A critical component of infrastructure, metal processing is essential to the advancement of civilization. Without these processes, the industrial revolution could not have taken place, and the world would look very different from how it does today. What are processes of steel metalworking? Check out this guide and you will know all the steel metalworking processes. 


What Are Steel Metalworking Processes

Steel metalworking processes are imperative in forming the casted steel ingots or billets into various shapes and components. Metalworking is the shaping of the steel into desired products with increased strength and toughness. Hot forming, cold forming and warm forming are the most common types of metalworking processes used in forming steel. 


Hot Forming

Hot forming processes apply heat to soft in the metal for shaping with pressure, these processes include hot rolling, hot forging and hot extrusion. 

– Hot rolling involves passing heated slabs of metal through rollers to reduce the size of the bar or slab. This process rolls a short thick product to create a longer thinner product. This process is performed at a hot rolling mill and is utilized on products that do not normally require exact tolerances. 

– Hot forging also simply referred to as forging, is the process of deforming metal at high temperatures with any press or hammer. Hot forging can be used to manufacture small and precise parts as well as a variety of long product shapes. 

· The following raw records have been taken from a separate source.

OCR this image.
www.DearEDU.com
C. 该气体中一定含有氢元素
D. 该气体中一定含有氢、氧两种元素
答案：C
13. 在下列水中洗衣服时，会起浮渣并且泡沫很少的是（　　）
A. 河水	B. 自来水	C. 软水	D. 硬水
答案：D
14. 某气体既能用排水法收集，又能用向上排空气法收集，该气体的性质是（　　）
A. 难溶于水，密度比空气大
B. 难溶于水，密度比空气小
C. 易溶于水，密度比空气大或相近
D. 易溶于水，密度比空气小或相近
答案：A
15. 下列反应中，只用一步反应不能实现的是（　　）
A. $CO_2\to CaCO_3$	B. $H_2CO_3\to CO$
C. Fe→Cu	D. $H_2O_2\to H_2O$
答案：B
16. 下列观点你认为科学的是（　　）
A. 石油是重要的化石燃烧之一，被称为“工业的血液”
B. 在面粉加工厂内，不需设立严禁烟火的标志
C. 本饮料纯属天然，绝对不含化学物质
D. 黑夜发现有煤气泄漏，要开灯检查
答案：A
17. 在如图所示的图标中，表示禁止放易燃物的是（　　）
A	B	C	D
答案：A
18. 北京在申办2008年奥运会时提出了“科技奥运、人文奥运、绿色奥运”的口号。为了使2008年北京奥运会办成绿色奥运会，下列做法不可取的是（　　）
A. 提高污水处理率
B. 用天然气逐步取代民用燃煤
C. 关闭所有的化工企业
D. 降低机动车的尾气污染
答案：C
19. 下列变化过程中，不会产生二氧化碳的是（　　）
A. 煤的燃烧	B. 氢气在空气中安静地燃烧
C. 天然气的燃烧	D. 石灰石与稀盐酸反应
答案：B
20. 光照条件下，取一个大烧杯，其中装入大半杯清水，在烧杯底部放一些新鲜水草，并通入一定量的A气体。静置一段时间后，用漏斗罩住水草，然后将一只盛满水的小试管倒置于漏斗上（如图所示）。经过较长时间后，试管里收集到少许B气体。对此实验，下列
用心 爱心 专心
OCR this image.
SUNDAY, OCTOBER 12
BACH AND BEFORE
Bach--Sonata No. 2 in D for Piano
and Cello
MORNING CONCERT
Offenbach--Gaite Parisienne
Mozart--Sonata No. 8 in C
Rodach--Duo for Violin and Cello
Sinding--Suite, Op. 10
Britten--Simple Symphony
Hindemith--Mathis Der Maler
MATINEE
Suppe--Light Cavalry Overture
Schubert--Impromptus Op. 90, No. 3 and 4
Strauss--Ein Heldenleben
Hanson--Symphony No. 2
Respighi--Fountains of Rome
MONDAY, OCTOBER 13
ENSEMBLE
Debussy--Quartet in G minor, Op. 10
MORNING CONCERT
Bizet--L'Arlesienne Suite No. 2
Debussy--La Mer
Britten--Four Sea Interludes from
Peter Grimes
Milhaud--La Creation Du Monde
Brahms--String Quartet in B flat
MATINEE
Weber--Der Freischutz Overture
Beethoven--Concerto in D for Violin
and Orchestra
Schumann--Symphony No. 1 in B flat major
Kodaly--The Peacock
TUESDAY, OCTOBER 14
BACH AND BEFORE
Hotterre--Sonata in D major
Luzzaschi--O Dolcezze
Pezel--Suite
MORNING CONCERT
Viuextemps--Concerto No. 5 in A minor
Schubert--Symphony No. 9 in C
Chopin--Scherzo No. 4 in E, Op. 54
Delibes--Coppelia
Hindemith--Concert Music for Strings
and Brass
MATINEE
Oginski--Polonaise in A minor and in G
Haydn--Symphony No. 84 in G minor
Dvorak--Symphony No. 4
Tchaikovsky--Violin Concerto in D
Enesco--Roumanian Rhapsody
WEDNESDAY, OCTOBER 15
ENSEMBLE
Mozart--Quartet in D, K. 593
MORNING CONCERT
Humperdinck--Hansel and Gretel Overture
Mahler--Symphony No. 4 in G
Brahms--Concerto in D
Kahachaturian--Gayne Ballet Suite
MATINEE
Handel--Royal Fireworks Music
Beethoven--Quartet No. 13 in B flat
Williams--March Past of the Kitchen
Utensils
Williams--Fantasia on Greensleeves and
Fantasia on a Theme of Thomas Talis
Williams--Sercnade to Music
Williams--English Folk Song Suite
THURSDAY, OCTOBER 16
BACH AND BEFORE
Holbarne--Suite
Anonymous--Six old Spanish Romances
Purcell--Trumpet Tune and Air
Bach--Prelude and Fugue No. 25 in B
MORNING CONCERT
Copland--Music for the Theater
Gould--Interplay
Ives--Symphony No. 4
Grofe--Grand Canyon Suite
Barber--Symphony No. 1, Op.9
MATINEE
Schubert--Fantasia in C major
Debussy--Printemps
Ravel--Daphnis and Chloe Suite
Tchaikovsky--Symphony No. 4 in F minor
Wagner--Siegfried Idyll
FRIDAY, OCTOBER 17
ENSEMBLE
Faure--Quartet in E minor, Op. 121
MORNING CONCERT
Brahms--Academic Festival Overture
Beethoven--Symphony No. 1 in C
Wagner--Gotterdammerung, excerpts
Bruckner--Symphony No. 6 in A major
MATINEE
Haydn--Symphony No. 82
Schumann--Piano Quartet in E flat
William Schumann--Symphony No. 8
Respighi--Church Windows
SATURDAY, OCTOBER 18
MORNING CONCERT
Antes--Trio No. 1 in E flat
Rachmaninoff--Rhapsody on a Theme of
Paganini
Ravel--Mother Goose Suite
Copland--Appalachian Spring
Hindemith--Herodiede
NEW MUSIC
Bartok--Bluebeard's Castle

– Hot extrusion is the process of pushing a hot steel blank or workpiece through a die of a desired cross-section, that will reduce the cross section of the extruded piece. The extruded piece will have the same cross-section or shape throughout the whole piece and will contain an elongated grain structure. 


Cold Forming

Cold forming processes form steel at room temperature and do not require heating of the metal. These processes include cold rolling, cold forging and cold drawing. 

– Cold rolling is the process of compressing metal at room temperature between rollers to reduce the thickness of the metal. This process is completed on a cold rolling mill and is performed on products that were hot rolled. The cold rolling processes provide a better surface finish with better control of exact dimensions. 

– Cold forging is the process of utilizing high speed and pressure to permit and accurately deform metal below the recrystallization points or at room temperature using a cold forging press. There is little or no waste generated during this process. However, cold forgings will not deform as readily as hot or warm forgings.

– Cold drawing is the process of pulling a raw bar or rod through a die to reduce the cross section of the raw stock while increasing the length of the original product. This process is performed without preheating and creates applications with elongated grains and improved mechanical properties. 


Warm Forging

Warm forging is defined as a process in which metal is deformed below the recrystallization point. Warm forging does not generate much scale formation on the part surface. Therefore, it is a more cost-effective process than hot forging. However, warm forging is limited to forming simpler shapes when compared to hot forging due to the ductility of the reheated steel.